Shares of Snowflake (SNOW) experienced a notable drop of 8% in pre-market trading following the company’s latest earnings report, which revealed a narrower-than-expected loss but disappointing guidance for future earnings. The Montana-based AI data cloud provider reported a year-over-year revenue growth of 29%, totaling $1.15 billion. This figure, however, slightly lagged behind Wall Street’s forecast of $1.18 billion, as per S&P Global Market Intelligence.
The company’s net loss per share stood at $0.87, which was an improvement over analyst predictions of $0.96 per share. Despite the positive news regarding the reduced loss, investors were concerned about the company’s forward-looking statements. For the fourth quarter, Snowflake projected product revenue between $1.19 billion and $1.2 billion, falling short of the average analyst expectation of $1.23 billion. In addition, the full-year revenue guidance of $4.44 billion also missed the Street’s estimates of $4.6 billion.

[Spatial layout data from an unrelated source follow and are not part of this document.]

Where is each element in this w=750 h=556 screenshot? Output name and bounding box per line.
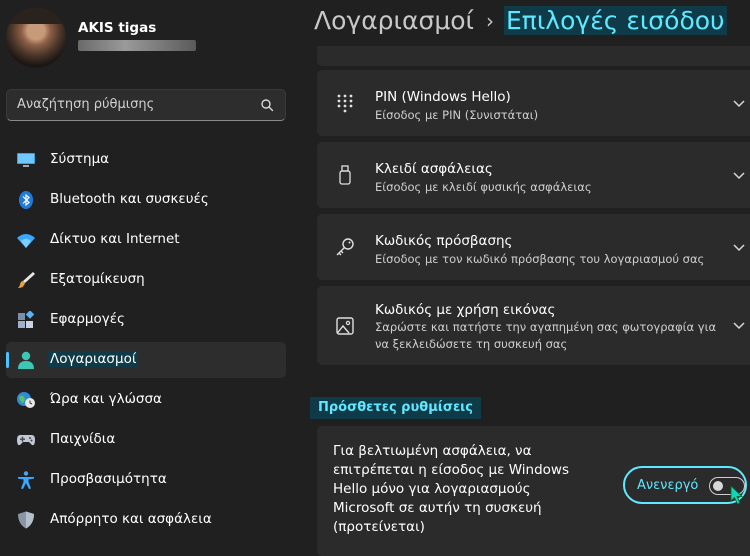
sidebar-item-label: Προσβασιμότητα — [50, 471, 167, 487]
wifi-icon — [17, 234, 35, 248]
bluetooth-icon — [19, 191, 33, 209]
chevron-down-icon[interactable] — [732, 243, 746, 253]
windows-hello-only-setting: Για βελτιωμένη ασφάλεια, να επιτρέπεται … — [317, 426, 750, 556]
sidebar-item-label: Bluetooth και συσκευές — [50, 191, 209, 207]
sidebar-item-label: Απόρρητο και ασφάλεια — [50, 511, 212, 527]
avatar — [6, 8, 66, 68]
toggle-state-label: Ανενεργό — [637, 478, 699, 493]
option-title: Κωδικός με χρήση εικόνας — [375, 302, 556, 318]
accessibility-icon — [18, 471, 34, 489]
person-icon — [18, 351, 34, 369]
option-security-key[interactable]: Κλειδί ασφάλειας Είσοδος με κλειδί φυσικ… — [317, 142, 750, 208]
sidebar-item-privacy-security[interactable]: Απόρρητο και ασφάλεια — [6, 502, 286, 538]
picture-icon — [336, 317, 354, 335]
breadcrumb: Λογαριασμοί › Επιλογές εισόδου — [314, 6, 727, 42]
key-icon — [336, 238, 354, 256]
option-title: Κλειδί ασφάλειας — [375, 161, 493, 177]
option-title: PIN (Windows Hello) — [375, 89, 511, 105]
option-title: Κωδικός πρόσβασης — [375, 233, 513, 249]
chevron-down-icon[interactable] — [732, 171, 746, 181]
sidebar-item-personalization[interactable]: Εξατομίκευση — [6, 262, 286, 298]
sidebar-item-bluetooth[interactable]: Bluetooth και συσκευές — [6, 182, 286, 218]
shield-icon — [18, 511, 34, 529]
sidebar-item-label: Εξατομίκευση — [50, 271, 145, 287]
sidebar-item-apps[interactable]: Εφαρμογές — [6, 302, 286, 338]
monitor-icon — [17, 153, 35, 167]
option-description: Σαρώστε και πατήστε την αγαπημένη σας φω… — [375, 320, 717, 351]
sidebar-item-label: Σύστημα — [50, 151, 110, 167]
option-description: Είσοδος με τον κωδικό πρόσβασης του λογα… — [375, 252, 705, 266]
option-password[interactable]: Κωδικός πρόσβασης Είσοδος με τον κωδικό … — [317, 214, 750, 280]
option-description: Είσοδος με κλειδί φυσικής ασφάλειας — [375, 180, 592, 194]
globe-clock-icon — [17, 392, 35, 408]
search-icon — [261, 99, 274, 112]
sidebar-item-accessibility[interactable]: Προσβασιμότητα — [6, 462, 286, 498]
keypad-icon — [337, 94, 353, 113]
sidebar-item-system[interactable]: Σύστημα — [6, 142, 286, 178]
search-input[interactable]: Αναζήτηση ρύθμισης — [17, 97, 154, 112]
sidebar-nav: Σύστημα Bluetooth και συσκευές Δίκτυο κα… — [6, 142, 286, 542]
breadcrumb-parent[interactable]: Λογαριασμοί — [314, 6, 474, 35]
sidebar: AKIS tigas Αναζήτηση ρύθμισης Σύστημα Bl… — [0, 0, 300, 540]
section-title-additional-settings: Πρόσθετες ρυθμίσεις — [310, 397, 481, 419]
option-picture-password[interactable]: Κωδικός με χρήση εικόνας Σαρώστε και πατ… — [317, 286, 750, 365]
toggle-knob — [713, 480, 723, 491]
previous-option-card-partial — [317, 46, 750, 66]
chevron-down-icon[interactable] — [732, 321, 746, 331]
apps-icon — [18, 311, 35, 328]
sidebar-item-label: Παιχνίδια — [50, 431, 116, 447]
sidebar-item-gaming[interactable]: Παιχνίδια — [6, 422, 286, 458]
breadcrumb-separator: › — [486, 8, 494, 33]
chevron-down-icon[interactable] — [732, 99, 746, 109]
sidebar-item-label: Λογαριασμοί — [48, 351, 139, 367]
sidebar-item-time-language[interactable]: Ώρα και γλώσσα — [6, 382, 286, 418]
page-title: Επιλογές εισόδου — [504, 6, 727, 35]
search-box[interactable]: Αναζήτηση ρύθμισης — [6, 89, 286, 121]
gamepad-icon — [17, 435, 35, 446]
usb-key-icon — [339, 165, 351, 185]
sidebar-item-label: Εφαρμογές — [50, 311, 125, 327]
setting-description: Για βελτιωμένη ασφάλεια, να επιτρέπεται … — [333, 443, 569, 535]
toggle-highlight[interactable]: Ανενεργό — [623, 466, 747, 504]
sidebar-item-label: Ώρα και γλώσσα — [50, 391, 162, 407]
sidebar-item-accounts[interactable]: Λογαριασμοί — [6, 342, 286, 378]
profile-email-redacted — [78, 40, 196, 51]
profile-name: AKIS tigas — [78, 20, 157, 36]
user-profile[interactable]: AKIS tigas — [6, 8, 296, 68]
sidebar-item-network[interactable]: Δίκτυο και Internet — [6, 222, 286, 258]
option-description: Είσοδος με PIN (Συνιστάται) — [375, 108, 539, 122]
sidebar-item-label: Δίκτυο και Internet — [50, 231, 180, 247]
option-pin[interactable]: PIN (Windows Hello) Είσοδος με PIN (Συνι… — [317, 70, 750, 136]
brush-icon — [18, 272, 35, 288]
mouse-cursor-icon — [730, 485, 743, 505]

In a move aimed at bolstering its AI capabilities, Snowflake announced an expansion of its partnership with Anthropic (ANTH.PVT). This multiyear agreement, valued at $200 million, will facilitate the integration of Anthropic’s Claude AI models into the Snowflake platform. The deal also includes the establishment of a joint venture intended to deploy AI agents across major enterprises globally.
Dario Amodei, CEO and co-founder of Anthropic, emphasized the significance of the partnership, stating, “Enterprises have spent years building secure, trusted data environments, and now they want AI that can work within those environments without compromise.” He added that integrating Claude into Snowflake brings valuable AI tools directly into the existing data frameworks of businesses, marking a significant step towards making advanced AI more operationally relevant.
This strategic alignment with Anthropic aligns with Snowflake’s ongoing efforts to enhance its product offerings in an increasingly competitive market and to leverage the power of AI in corporate settings. Despite the temporary setback in stock performance, the partnership could pave the way for further growth as companies continue to seek advanced AI solutions tailored to their data environments.